Every now and then when folks get to talking about pistol bullets and their terminal ballistics, someone will bring up an argument that goes like this: “Well I heard that BFE PD carries Round X in their guns, and they shot this guy in the head and the bullets didn’t penetrate his skull.”
This will always elicit an eye roll from me, because as it turns out the human skull is a pretty robust structure. It’s designed to protect the super-computer that keeps this show running, so it shouldn’t be a surprise when it does what it’s designed to do. Usually, when you hear about “failed” headshots on badguys, it’s because of one of the following circumstances:
- Poor ammo choice
- Poor shooting angle
Usually, the “creasing” headshot only happens when the shot is taken at the hardest part of the skull – the frontal area above the eyebrows. That’s one of the toughest bones in the body, the sloping shape of the frontal area can aid in causing projectiles to glance off the skull instead of hitting and sticking. I’ve read reports of just about every pistol round failing to penetrate the skull at one time or another: everything from .22 all the way to the “mighty” .45 ACP. I will say that I’ve never heard of a .44 Magnum failing to penetrate a human skull, but I can also say that I’ve not read too many coroner’s reports where a .44 Magnum was the weapon of choice, either.

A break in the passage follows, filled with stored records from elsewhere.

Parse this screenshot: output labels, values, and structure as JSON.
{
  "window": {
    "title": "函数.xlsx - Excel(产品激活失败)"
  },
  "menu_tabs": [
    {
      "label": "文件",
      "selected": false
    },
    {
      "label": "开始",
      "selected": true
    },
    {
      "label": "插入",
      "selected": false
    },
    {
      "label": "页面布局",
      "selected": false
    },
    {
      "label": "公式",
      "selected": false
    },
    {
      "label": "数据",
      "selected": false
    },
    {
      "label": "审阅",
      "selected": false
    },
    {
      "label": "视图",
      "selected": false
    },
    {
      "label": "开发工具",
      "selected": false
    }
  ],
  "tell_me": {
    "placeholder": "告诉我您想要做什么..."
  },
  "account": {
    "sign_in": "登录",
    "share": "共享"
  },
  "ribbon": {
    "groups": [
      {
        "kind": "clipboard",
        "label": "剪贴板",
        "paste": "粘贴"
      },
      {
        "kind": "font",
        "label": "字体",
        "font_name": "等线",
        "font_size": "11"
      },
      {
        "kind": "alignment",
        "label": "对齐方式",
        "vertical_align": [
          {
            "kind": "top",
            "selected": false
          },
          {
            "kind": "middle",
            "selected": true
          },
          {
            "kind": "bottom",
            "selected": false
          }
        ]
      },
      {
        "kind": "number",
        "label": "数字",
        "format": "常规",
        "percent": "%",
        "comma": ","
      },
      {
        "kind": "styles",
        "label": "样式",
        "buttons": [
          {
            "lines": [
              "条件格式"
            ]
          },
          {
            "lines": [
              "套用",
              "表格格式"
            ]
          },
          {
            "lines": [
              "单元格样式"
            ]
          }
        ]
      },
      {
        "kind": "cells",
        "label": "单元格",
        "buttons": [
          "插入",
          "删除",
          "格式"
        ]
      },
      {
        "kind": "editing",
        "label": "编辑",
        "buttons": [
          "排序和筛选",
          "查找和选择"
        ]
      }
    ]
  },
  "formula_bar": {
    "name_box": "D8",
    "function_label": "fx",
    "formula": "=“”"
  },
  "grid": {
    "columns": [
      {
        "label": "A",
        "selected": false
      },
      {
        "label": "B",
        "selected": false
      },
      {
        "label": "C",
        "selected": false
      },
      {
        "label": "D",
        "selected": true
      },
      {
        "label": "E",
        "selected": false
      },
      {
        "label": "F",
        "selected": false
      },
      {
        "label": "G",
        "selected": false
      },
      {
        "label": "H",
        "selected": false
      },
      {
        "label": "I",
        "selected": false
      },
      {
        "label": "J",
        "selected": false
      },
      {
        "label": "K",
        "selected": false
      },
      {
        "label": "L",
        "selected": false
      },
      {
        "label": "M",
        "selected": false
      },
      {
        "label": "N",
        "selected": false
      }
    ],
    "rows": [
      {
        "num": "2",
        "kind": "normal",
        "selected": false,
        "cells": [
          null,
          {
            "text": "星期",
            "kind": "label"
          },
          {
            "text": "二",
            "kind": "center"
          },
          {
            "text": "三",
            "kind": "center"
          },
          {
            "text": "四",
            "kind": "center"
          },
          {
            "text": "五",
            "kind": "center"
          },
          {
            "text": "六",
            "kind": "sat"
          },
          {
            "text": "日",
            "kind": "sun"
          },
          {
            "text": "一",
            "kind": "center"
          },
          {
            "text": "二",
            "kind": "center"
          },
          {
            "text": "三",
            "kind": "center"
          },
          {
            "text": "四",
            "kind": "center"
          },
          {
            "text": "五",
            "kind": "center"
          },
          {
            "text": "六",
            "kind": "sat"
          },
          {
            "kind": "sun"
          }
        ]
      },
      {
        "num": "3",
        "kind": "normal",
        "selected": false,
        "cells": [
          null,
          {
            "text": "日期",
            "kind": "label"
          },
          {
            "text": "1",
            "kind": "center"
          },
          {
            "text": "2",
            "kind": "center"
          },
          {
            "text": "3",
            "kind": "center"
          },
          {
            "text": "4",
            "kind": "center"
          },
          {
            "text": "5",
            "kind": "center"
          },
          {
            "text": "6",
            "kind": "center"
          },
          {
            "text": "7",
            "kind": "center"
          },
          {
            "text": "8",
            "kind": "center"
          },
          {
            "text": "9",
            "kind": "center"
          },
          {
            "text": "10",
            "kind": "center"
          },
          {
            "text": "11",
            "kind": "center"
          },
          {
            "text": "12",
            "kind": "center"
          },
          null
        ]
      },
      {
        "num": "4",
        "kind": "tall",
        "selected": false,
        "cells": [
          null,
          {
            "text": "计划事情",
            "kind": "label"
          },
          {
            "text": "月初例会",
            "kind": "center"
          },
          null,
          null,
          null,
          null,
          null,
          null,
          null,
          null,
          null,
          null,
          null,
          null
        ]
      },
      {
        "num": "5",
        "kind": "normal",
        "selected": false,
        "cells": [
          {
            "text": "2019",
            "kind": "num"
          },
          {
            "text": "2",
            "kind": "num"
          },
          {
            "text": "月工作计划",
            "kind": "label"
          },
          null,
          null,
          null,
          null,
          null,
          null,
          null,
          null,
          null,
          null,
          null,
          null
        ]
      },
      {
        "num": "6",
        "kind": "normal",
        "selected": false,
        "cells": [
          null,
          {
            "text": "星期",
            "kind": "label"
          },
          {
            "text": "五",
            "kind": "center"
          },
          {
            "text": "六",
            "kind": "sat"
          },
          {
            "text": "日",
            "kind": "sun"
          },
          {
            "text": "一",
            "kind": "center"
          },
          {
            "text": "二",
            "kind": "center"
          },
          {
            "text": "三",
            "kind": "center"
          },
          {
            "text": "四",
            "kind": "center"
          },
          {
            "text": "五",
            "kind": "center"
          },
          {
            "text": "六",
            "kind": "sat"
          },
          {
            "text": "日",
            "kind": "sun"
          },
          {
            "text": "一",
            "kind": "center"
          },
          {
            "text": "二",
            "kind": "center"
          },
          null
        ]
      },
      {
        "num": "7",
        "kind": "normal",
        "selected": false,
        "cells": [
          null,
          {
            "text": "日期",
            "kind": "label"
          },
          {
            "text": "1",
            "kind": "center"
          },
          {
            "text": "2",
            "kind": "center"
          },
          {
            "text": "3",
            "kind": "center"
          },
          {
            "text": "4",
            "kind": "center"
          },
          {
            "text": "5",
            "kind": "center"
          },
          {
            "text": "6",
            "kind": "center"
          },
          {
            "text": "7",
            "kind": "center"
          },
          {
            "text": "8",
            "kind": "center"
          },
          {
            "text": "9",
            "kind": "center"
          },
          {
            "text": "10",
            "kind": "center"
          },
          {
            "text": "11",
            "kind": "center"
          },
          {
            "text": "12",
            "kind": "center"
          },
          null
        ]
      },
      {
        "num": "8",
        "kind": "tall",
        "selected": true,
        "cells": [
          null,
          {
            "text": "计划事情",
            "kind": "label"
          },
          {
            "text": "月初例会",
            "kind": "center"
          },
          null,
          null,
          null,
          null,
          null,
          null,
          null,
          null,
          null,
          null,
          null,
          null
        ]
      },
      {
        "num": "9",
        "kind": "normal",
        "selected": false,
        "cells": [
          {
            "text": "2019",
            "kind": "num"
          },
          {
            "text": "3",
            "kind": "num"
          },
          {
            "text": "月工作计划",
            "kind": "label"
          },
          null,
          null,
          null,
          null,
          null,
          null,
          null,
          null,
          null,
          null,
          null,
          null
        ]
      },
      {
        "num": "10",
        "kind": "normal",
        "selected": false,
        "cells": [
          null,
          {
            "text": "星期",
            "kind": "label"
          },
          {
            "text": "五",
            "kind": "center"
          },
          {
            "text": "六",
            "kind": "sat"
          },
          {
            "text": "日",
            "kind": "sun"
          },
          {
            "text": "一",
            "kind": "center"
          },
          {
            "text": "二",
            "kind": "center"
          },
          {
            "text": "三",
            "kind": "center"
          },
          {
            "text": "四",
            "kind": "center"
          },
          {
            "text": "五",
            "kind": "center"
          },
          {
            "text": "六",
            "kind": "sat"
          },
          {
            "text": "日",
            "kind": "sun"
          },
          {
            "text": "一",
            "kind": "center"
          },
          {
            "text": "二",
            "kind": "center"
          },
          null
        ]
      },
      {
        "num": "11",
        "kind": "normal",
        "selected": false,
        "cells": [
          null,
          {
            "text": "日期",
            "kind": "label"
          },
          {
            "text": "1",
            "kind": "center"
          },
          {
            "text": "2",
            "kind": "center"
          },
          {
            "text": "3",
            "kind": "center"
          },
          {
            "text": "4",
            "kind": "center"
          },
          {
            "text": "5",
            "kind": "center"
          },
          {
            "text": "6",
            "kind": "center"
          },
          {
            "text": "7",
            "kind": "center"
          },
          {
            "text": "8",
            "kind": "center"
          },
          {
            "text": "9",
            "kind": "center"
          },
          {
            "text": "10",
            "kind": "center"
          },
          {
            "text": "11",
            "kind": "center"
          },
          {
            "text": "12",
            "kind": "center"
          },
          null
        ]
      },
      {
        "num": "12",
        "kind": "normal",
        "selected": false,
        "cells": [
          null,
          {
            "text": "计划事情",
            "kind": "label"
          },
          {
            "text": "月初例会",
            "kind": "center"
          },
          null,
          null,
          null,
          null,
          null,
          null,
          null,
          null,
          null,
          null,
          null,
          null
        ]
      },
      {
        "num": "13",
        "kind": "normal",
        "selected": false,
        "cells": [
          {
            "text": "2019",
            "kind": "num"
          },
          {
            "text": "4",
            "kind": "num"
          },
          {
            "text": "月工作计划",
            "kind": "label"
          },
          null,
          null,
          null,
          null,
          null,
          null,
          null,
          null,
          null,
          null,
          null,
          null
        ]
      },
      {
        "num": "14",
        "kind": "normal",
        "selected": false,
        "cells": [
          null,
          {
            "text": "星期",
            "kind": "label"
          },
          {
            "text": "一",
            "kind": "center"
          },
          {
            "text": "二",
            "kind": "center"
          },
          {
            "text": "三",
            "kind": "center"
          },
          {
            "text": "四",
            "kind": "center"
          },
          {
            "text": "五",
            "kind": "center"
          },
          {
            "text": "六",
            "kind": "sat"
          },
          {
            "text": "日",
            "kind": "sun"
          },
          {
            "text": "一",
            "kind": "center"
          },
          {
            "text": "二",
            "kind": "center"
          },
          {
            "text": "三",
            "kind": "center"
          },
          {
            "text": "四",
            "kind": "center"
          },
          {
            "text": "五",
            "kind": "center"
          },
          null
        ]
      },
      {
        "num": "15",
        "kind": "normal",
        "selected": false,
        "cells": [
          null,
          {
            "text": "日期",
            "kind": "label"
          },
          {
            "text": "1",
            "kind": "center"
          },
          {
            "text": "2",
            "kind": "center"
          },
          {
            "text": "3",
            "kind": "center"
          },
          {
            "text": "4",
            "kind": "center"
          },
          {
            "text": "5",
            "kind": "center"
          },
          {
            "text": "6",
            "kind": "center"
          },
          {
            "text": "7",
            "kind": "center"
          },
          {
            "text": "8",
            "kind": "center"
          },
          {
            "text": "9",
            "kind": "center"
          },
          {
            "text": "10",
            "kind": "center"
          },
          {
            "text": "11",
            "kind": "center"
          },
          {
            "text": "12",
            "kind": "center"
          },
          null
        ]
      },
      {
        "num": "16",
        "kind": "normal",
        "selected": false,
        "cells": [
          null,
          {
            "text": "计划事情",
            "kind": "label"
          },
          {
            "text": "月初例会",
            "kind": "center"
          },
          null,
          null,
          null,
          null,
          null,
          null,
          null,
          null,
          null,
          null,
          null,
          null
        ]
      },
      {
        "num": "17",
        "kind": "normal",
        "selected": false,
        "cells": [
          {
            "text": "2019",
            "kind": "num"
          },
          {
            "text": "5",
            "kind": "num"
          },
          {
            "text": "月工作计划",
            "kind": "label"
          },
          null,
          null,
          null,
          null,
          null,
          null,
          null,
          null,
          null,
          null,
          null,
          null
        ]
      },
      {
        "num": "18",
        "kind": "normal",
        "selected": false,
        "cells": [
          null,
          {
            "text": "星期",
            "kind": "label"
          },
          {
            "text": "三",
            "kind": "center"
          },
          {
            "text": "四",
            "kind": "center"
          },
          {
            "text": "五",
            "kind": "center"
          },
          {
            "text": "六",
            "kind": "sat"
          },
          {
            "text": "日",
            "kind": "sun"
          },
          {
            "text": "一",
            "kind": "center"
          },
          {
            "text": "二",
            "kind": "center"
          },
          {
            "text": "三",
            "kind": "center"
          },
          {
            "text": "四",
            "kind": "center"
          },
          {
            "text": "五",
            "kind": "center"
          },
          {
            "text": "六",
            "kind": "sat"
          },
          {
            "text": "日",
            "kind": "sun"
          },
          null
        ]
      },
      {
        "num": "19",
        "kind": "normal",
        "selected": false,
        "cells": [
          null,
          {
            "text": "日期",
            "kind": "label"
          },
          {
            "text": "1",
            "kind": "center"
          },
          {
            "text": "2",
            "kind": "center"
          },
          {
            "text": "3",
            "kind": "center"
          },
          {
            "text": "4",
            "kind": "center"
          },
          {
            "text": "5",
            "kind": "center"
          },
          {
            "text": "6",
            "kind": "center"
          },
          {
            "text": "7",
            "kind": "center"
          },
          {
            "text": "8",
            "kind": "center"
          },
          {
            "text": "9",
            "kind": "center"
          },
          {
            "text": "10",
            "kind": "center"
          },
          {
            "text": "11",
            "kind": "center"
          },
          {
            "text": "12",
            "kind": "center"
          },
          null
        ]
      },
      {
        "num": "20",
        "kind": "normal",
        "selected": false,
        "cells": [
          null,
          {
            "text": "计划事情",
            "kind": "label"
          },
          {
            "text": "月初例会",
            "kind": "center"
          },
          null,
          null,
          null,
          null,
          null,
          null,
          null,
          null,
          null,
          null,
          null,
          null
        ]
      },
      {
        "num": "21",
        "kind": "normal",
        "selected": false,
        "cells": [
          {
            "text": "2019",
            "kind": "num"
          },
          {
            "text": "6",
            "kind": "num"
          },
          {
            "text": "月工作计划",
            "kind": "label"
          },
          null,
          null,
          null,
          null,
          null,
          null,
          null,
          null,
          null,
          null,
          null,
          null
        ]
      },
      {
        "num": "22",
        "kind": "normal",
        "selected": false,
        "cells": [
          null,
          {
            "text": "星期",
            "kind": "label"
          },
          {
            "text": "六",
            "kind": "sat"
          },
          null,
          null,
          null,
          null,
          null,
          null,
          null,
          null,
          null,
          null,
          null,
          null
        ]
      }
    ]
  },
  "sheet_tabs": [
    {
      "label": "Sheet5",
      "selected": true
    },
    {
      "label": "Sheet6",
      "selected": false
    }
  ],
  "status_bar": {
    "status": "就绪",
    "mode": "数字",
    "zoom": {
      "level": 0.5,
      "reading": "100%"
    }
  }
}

The point being is that using “round so and so” failed to smash through one of the toughest bones in the body is a flawed argument when you’re talking about service caliber cartridges. Without knowing what type of ammo was used and the exact circumstances of the shooting, it’s pointless speculation. Let’s just accept the fact that the forehead and skull is a pretty tough bone, and sometimes under the right conditions it can even deflect bullets. Most major LET agencies know this, which is why they don’t train for the “Hollywood” forehead shot, and instead teach that if you’re taking a headshot, it should be in the magical T-zone.